LA VIE DE LUIS DE CAMOES
par Charles Magnin

( Extrait )
Par En cherchant à montrer la différence qui sépare la vie aventureuse et active des écrivains portugais, notamment celle de Camoens, de la vie casanière et posée de la plupart de nos gens de lettres, je ne prétends pas élever par-là les œuvres des uns, ni déprimer les productions des autres. Je n’en crois pas les élégies de Camoens plus touchantes parce qu’elles sont datées d’Afrique, de la Chine et de l’Inde ; je n’en estime pas Polyeucte et Cinna moins admirables, parce que le grand Corneille n’a guère fait de plus longues pérégrinations que le voyage de Paris à Rouen. Je ne conseille à personne de louer un cabinet d’étude à Macao ; mais je crois que, généralement, si les ouvrages écrits au milieu des traverses et au feu des périls ne sont pas plus beaux, les vies de leurs auteurs sont plus belles. Indépendamment de la variété des aventures, on y trouve plus d’enseignements. J’admire et j’honore infiniment La Fontaine et Molière, mais j’honore et j’admire encore plus, comme hommes, Cervantès et Camoens.
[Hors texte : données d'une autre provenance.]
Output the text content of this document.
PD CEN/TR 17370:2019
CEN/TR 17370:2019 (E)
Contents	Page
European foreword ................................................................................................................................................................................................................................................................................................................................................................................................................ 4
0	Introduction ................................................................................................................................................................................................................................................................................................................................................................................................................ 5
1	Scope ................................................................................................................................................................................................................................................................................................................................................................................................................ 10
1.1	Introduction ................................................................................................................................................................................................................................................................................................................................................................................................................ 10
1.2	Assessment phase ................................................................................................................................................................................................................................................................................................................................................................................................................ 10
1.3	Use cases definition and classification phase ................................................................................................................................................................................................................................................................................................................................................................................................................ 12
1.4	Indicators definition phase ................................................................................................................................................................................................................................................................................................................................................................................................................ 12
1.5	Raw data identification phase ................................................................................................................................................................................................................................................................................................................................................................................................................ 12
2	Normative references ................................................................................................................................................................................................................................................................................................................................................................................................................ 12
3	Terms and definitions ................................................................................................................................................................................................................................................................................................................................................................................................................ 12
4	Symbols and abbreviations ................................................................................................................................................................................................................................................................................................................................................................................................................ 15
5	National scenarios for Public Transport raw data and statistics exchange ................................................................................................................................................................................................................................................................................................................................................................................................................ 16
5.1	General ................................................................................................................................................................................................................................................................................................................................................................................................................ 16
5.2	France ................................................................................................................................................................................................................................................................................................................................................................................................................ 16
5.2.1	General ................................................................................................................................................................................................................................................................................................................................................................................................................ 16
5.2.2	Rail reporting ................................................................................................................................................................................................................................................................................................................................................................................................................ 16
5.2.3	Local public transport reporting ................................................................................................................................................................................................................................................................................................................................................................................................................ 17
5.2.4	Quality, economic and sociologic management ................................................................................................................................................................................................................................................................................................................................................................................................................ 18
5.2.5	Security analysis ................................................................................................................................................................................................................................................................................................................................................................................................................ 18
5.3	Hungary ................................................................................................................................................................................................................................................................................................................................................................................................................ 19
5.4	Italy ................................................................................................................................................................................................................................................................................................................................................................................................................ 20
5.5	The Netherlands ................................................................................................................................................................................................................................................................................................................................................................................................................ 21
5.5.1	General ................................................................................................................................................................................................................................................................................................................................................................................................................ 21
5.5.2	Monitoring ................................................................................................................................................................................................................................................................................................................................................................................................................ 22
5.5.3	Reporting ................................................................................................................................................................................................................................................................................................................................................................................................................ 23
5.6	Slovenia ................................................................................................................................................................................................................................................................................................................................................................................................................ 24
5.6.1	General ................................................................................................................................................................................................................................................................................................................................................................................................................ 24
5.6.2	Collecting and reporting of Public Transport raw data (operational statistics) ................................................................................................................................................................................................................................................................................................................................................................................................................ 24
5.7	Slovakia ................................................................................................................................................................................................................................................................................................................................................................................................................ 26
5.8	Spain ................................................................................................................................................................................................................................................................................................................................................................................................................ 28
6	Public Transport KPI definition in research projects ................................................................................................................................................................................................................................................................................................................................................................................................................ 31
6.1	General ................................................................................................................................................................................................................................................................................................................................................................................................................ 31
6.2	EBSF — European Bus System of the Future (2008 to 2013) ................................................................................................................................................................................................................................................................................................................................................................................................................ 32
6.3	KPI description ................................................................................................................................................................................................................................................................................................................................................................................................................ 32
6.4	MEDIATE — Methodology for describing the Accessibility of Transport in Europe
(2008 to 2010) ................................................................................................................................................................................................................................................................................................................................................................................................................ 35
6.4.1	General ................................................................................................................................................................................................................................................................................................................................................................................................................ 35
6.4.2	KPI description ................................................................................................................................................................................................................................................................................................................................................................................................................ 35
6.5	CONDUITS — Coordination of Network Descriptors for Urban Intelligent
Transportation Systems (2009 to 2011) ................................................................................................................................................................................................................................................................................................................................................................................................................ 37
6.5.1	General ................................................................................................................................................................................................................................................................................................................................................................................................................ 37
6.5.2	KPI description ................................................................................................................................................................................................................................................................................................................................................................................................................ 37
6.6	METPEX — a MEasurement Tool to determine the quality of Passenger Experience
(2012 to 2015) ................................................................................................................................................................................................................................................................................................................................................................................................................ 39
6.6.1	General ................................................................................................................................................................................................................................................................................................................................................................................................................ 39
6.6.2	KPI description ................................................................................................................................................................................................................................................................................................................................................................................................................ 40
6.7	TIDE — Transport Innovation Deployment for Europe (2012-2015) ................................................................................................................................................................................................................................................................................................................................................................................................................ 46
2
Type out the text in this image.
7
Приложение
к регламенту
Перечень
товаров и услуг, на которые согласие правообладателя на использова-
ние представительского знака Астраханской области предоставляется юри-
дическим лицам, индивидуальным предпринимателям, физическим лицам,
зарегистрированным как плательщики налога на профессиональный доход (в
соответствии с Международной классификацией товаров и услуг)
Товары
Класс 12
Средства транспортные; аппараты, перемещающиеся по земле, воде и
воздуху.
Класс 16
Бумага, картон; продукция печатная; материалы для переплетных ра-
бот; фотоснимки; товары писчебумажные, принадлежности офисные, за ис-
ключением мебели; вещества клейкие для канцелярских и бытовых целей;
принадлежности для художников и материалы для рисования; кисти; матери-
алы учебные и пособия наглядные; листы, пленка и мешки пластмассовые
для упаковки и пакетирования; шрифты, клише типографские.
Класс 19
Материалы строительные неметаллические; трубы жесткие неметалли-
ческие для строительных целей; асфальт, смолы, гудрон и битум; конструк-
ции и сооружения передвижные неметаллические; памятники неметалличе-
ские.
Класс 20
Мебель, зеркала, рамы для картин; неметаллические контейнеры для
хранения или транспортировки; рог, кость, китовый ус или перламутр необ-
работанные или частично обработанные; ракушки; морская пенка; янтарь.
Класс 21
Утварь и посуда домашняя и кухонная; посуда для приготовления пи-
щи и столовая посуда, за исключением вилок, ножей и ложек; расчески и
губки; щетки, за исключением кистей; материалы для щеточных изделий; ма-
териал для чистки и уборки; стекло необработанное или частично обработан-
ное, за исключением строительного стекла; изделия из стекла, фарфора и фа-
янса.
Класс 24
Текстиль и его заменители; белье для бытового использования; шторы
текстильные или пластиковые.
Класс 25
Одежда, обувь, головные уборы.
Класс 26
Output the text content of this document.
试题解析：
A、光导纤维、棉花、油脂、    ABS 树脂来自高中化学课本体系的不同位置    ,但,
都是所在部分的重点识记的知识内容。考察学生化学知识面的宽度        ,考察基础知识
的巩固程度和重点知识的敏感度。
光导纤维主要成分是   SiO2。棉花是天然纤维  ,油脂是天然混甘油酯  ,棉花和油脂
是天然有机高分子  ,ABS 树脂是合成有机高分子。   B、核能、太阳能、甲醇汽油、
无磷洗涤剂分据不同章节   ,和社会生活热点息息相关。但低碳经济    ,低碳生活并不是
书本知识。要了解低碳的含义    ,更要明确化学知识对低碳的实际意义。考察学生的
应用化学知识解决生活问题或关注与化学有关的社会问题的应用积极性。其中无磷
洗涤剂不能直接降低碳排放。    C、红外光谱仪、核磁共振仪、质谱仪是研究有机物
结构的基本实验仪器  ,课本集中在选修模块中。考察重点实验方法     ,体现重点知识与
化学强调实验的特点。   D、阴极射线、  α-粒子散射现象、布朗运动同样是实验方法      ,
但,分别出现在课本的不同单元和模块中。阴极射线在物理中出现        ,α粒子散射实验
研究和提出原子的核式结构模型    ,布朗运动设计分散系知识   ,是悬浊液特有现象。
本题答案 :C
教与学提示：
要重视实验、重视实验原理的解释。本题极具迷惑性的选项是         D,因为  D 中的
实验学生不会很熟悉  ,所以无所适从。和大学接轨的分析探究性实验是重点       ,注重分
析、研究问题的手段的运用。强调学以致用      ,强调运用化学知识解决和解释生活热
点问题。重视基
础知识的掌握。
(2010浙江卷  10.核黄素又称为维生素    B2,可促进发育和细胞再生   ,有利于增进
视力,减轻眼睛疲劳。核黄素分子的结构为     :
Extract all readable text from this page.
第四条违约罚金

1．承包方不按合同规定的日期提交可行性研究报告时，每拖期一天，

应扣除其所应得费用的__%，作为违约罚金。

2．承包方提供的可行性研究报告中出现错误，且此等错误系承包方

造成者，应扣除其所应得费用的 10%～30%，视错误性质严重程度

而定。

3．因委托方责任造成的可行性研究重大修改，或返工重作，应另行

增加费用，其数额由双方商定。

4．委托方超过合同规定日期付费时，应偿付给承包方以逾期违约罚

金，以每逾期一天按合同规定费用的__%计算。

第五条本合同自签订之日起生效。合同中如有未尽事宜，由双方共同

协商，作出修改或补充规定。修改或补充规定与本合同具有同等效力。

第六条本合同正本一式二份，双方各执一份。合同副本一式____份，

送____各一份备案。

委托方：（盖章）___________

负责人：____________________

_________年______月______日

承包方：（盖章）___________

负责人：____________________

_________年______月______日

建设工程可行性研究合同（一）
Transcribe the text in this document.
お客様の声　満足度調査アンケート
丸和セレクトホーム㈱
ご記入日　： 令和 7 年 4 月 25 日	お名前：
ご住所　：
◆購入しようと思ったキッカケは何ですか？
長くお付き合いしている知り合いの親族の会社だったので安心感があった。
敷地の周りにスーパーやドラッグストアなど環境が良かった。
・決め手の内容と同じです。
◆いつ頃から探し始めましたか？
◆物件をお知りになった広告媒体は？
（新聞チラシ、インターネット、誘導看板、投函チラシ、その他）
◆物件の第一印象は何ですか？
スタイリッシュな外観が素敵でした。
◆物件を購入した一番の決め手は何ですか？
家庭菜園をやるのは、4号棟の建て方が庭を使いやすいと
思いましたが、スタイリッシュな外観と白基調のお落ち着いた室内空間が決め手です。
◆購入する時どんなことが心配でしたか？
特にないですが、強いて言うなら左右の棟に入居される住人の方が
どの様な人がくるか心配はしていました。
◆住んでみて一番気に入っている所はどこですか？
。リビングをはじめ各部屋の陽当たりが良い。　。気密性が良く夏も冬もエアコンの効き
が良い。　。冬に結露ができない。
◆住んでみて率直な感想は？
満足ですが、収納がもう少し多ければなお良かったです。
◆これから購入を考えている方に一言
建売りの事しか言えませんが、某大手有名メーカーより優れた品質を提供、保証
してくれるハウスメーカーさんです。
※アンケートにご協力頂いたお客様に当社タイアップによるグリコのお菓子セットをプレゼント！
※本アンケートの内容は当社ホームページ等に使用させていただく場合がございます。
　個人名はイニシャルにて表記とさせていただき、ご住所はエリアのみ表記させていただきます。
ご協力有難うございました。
A mérite de rédaction égal, une histoire littéraire du Portugal serait un meilleur et plus beau livre qu’une histoire littéraire de notre dix-septième ou dix-huitième siècle. C’est une chose bonne et sainte que la lecture de ces vies d’épreuves, que ces passions douloureuses des hommes de génie, Je ne sache rien de plus capable de retremper le cœur. C’est pour cela que dans ce temps de souffrances oisives, de désappointements frivoles, de molles contrariétés et de petites douleurs, j’ai cru bon d’écrire l’étude suivante sur la vie de Luiz de Camoens.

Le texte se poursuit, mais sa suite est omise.